Discrete products typically address only a portion of a customer’s real need. Customers are often required to combine products, services, channels, information and other components to create the solution they need. Recognizing that customers leverage ecosystems, and gain value from products or services as the products and services themselves integrate to ecosystems, means that innovators can’t simply create discrete products and ignore the ecosystems those products will enter. Increasingly, understanding the ecosystem and its expectations becomes as important as understanding product requirements and features. In fact one could argue that companies should employ “Ecosystem” managers whose job it is to define the ecosystem that’s required for a complete customer solution in the same way they employ product managers to define product requirements.
This need refers back to what Geoffrey Moore, in his book Crossing the Chasm, called a “whole product”, except that now that definition is too narrow. Moore’s idea was that early adopters were willing to acquire and use relatively raw technologies or discrete devices, while the majority of the market would wait for a fully realized product supported by help manuals, customer testimonies and other supporting or enabling capabilities.
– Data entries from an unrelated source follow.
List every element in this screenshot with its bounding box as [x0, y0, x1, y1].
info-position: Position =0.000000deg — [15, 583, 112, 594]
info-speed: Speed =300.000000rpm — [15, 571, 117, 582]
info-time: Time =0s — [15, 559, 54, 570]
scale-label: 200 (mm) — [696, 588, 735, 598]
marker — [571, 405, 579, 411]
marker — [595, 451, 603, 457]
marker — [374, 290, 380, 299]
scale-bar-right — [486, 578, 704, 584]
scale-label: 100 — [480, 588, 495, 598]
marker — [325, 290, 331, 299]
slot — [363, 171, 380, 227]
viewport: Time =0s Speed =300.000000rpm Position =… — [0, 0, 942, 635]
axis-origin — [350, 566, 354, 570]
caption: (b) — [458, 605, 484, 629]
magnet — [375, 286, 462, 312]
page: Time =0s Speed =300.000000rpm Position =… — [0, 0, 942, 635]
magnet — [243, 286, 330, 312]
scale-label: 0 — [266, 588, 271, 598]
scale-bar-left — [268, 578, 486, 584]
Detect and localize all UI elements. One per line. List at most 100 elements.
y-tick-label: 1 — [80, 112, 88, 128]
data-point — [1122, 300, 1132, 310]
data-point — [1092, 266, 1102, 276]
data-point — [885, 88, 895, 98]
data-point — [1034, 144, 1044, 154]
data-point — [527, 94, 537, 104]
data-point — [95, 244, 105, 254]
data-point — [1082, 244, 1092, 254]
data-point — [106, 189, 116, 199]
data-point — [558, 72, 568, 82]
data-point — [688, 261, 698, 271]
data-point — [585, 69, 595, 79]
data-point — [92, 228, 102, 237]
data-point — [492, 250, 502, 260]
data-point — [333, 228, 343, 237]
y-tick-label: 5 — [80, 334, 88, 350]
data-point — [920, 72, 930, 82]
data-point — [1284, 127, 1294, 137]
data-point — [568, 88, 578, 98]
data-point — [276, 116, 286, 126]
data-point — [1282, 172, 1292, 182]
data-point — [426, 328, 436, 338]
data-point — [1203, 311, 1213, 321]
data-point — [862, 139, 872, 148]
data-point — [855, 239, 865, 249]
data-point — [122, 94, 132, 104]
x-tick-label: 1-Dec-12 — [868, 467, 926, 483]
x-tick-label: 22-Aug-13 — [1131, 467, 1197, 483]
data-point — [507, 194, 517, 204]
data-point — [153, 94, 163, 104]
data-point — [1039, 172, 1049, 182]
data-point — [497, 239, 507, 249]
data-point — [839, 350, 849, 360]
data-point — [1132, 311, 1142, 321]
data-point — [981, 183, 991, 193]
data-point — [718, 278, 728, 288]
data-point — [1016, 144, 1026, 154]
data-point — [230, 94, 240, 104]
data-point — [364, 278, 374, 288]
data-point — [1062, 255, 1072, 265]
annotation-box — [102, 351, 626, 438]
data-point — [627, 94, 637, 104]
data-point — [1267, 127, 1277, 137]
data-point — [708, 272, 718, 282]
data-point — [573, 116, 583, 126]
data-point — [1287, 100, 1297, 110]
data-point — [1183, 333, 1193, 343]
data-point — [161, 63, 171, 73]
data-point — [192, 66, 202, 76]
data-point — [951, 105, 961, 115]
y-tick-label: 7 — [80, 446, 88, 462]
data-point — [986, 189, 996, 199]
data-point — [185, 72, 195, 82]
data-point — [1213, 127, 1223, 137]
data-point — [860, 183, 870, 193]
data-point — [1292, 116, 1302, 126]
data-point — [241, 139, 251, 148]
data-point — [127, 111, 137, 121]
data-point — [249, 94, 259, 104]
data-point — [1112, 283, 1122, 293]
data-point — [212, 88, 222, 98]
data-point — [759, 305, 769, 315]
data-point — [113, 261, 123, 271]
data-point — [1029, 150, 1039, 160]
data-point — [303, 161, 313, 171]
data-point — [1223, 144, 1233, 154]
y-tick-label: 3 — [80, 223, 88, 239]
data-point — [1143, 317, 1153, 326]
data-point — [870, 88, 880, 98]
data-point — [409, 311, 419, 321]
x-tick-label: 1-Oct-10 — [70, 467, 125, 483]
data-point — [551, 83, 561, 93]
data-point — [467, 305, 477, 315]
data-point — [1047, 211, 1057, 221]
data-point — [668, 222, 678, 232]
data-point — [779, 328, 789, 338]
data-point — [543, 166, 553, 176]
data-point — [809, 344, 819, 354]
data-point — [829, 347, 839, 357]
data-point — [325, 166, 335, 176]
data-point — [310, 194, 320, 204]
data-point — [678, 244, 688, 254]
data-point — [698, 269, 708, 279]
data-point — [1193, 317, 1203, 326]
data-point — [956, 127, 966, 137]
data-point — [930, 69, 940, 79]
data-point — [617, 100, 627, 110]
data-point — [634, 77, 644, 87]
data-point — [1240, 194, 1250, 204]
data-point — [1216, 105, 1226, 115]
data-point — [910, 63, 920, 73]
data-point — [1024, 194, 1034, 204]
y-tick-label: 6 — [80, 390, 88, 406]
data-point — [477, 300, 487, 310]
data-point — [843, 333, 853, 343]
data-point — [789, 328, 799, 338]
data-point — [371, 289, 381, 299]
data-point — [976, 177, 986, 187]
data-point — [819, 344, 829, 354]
Rather than “whole product” perhaps we should call the necessary outcome a “whole ecosystem” or “whole experience”. Moore’s insight holds true today: customers want “whole” solutions or experiences, and those solutions and experiences are going to rely on products, services, information, complementary services and experiences that we may not control. As an innovator, understanding the importance of the ecosystem in providing a seamless experience, and understanding what your eventual solution will offer, and what other capabilities, services, information or experiences must be wrapped around your offer, will ensure much more receptivity when the solution is launched.
Moving from ecosystems to seamless experiences
Increasingly, customers don’t want to knit, integrate, or combine products or work to connect products and services to solve problems. Increasingly they want solutions that work out of the box, fully integrated with a fabric of existing products, services and channels. What customers want is seamless experiences, which are supported by robust ecosystems. Customers want solutions that don’t require them to worry about compatibility, solutions that don’t require a lot of configuration or knowledge on the part of the customer. They want solutions that don’t result in vendors blaming each other for failures. They don’t want to search for information, they want the solution to present relevant information. These seamless experiences are built on robust ecosystems, which is why innovators must consider them.
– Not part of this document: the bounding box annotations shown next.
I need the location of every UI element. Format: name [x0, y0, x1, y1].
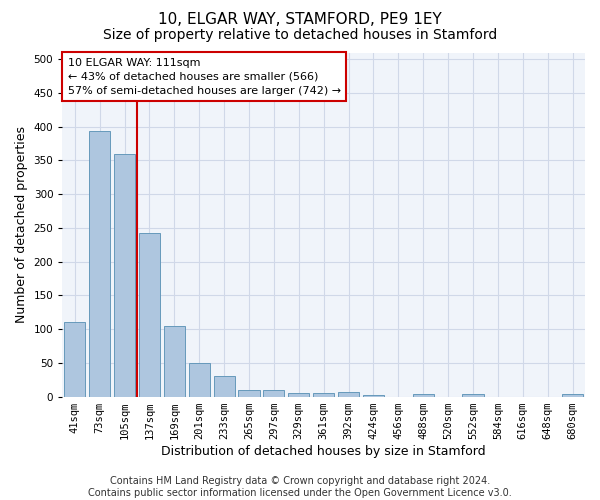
- Bar: [263, 390, 284, 396]
- Bar: [238, 390, 260, 396]
- Bar: [338, 392, 359, 396]
- Bar: [562, 394, 583, 396]
- Bar: [89, 132, 110, 396]
- Bar: [288, 392, 310, 396]
- Bar: [139, 234, 160, 396]
- Y-axis label: Number of detached properties: Number of detached properties: [15, 126, 28, 323]
- Bar: [463, 394, 484, 396]
- Bar: [64, 322, 85, 396]
- Bar: [363, 394, 384, 396]
- X-axis label: Distribution of detached houses by size in Stamford: Distribution of detached houses by size …: [161, 444, 486, 458]
- Bar: [413, 394, 434, 396]
- Bar: [313, 392, 334, 396]
- Text: 10 ELGAR WAY: 111sqm
← 43% of detached houses are smaller (566)
57% of semi-deta: 10 ELGAR WAY: 111sqm ← 43% of detached h…: [68, 58, 341, 96]
- Text: 10, ELGAR WAY, STAMFORD, PE9 1EY: 10, ELGAR WAY, STAMFORD, PE9 1EY: [158, 12, 442, 28]
- Text: Contains HM Land Registry data © Crown copyright and database right 2024.
Contai: Contains HM Land Registry data © Crown c…: [88, 476, 512, 498]
- Bar: [214, 376, 235, 396]
- Bar: [164, 326, 185, 396]
- Bar: [114, 154, 135, 396]
- Text: Size of property relative to detached houses in Stamford: Size of property relative to detached ho…: [103, 28, 497, 42]
- Bar: [188, 363, 210, 396]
In some instances an innovator may discover that an ecosystem exists and there are gaps within the ecosystem he or she can fill. In other cases an innovator may discover that the discrete product or service being created requires more services, channels or experiences than can be created by the company, and therefore the innovator must build or catalyze an ecosystem in order to fully address customer needs. Ecosystems of products, services, business models, channels, partners, experiences and so on provide the total solution a customer seeks: an integrated, whole, seamless experience.
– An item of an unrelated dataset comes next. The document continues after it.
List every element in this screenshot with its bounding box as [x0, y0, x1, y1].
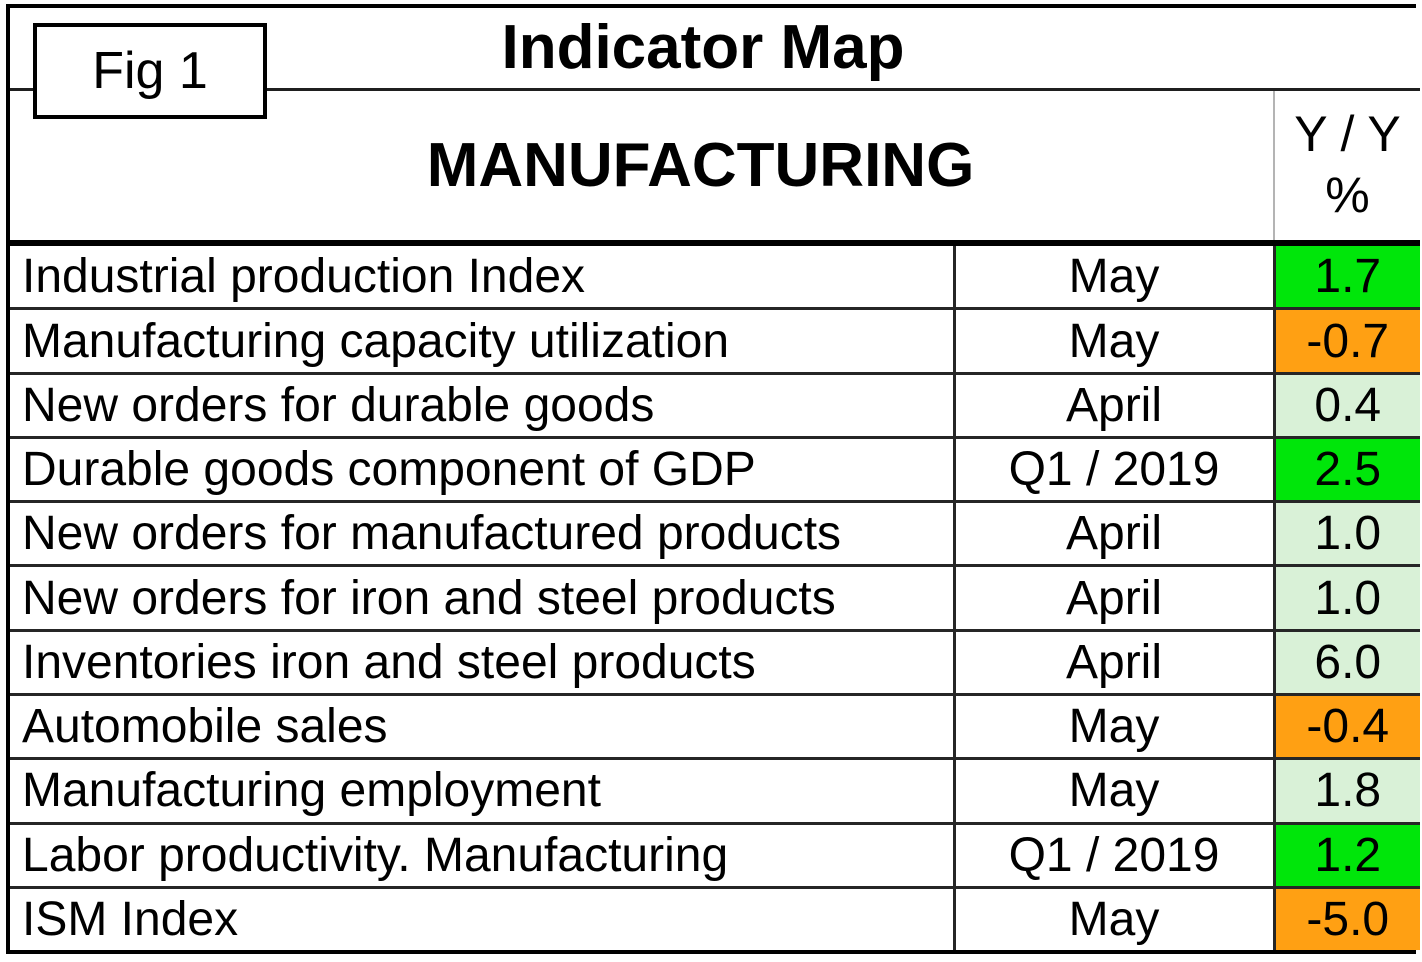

Based on this analysis the job of an innovator changes. No longer can they focus solely on discrete product requirements, because we know that a product or service is likely to provide only a portion of the expected seamless experience. Now, the innovator must define the totality of the seamless experience and then determine which components or portions his or her company can provide, which of the components or solutions that other companies or partners will provide, and work to ensure that these disparate components, services, business models and information will work seamlessly for the customer.
This means the innovator must simultaneously understand customer needs broadly, apply them narrowly to construct a new product while understanding the larger context the product or service will exist in, and attempt to weave together a range of different, potentially competitive providers to provide a solution that solves the customers problem or challenge and seems seamless and effortless to the customer.